Sistema de Justiça do Amazonas debate mudanças impostas pela Lei Anticrime




Principal preocupação gira em torno do artigo 28-A do Código de Processo Penal


Representantes do Sistema de Justiça do Amazonas se reuniram na manhã desta quarta-feira (5), na sede do Tribunal de Justiça do Amazonas (TJ-AM), para debater as consequências da Lei Anticrime (Lei 13.964/2019) nas atividades das instituições e o impacto, inclusive financeiro, que as normas poderão ocasionar.


De acordo com a procuradora-geral do Ministério Público do Estado, Leda Mara Albuquerque, a Lei Anticrime trouxe uma série de impactos para o cotidiano do Judiciário, do Ministério Público e da Defensoria. “É importante dizer que essas mudanças vão impor uma nova rotina institucional para todos esses atores do Sistema de Justiça.
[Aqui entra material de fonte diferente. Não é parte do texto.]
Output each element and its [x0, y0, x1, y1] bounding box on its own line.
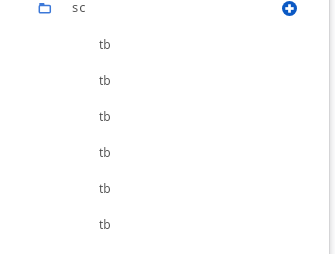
staticText: sc: [72, 0, 87, 14]
staticText: tb: [99, 36, 111, 52]
staticText: tb: [99, 144, 111, 160]
button[interactable]: tb: [0, 108, 335, 144]
button[interactable]: tb: [0, 216, 335, 252]
button[interactable]: sc: [36, 0, 87, 16]
staticText: tb: [99, 180, 111, 196]
staticText: tb: [99, 72, 111, 88]
button[interactable]: Add: [282, 1, 297, 16]
button[interactable]: tb: [0, 180, 335, 216]
button[interactable]: tb: [0, 36, 335, 72]
staticText: tb: [99, 108, 111, 124]
button[interactable]: tb: [0, 72, 335, 108]
staticText: tb: [99, 216, 111, 232]
button[interactable]: tb: [0, 144, 335, 180]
É preciso, então, buscar o melhor caminho para operacionalizar essas mudanças”, frisou.


A principal preocupação gira em torno do artigo 28-A do Código de Processo Penal, que definiu a seguinte norma: "Não sendo caso de arquivamento e tendo o investigado confessado formal e circunstancialmente a prática de infração penal sem violência ou grave ameaça e com pena mínima inferior a quatro anos, o Ministério Público poderá propor acordo de não persecução penal".


“Uma das mudanças (da Lei Anticrime) foi o acordo de não persecução penal (investigação criminal e processo penal). Esse acordo vai impor a realização de uma audiência com todos os investigados interessados no acordo, para aqueles crimes que admitirem esse instituto e, após a consecução do acordo, nós vamos passar por um outro momento que é a homologação do acordo pela autoridade judicial. Isso importará de todo o envolvimento dos agentes de Justiça para que a gente realize essa missão”, disse Leda Mara Albuquerque.



O defensor público geral em exercício, Antonio Cavalcante de Albuquerque Junior, que representou a Defensoria Pública do Estado do Amazonas no encontro, definiu como salutar a discussão e a união de esforços para que cada instituição consiga se adaptar à nova legislação.

Ele ressaltou que a participação da Defensoria na execuções dos acordos de “não persecução penal” é essencial. “A lei é inovadora. Antes mesmo do oferecimento da denúncia, em alguns casos, poderá ser ofertado o benefício de não persecução penal, ou seja, o acusado não passaria por um processo criminal”, pontuou. Para Antonio Albuquerque, a efetivação de acordos para crimes de menor potencial, e sem violência, evitará a cooptação de jovens por organizações criminosas.


“A Defensoria tem interesse que esses acordos passem a valer o mais rápido possível. Mas temos que ter muita cautela a todos os detalhes que a lei trás para que a gente possa definir o melhor modelo de implantação desses acordos”, pontuou. “Até porque, dessa forma, vamos ter menos gastos com a construção de presídios. Esse dinheiro pode ser usado na educação, que é a forma de prevenção da violência”, frisou.


Segundo o presidente do TJ-AM, desembargador Yedo Simões, que comandou a reunião, o propósito do encontro foi definir a “correção das estruturas” atuais para atender a legislação. “Estamos tratando desse assunto para nos ajustar e fazer as modificações”, comentou ele. Conforme Simões, a lei cria alguns obstáculos que precisam ser superados. Ele garantiu, porém, que todas as medidas necessárias serão tomadas, tanto na estrutura física quanto na estrutura judicial.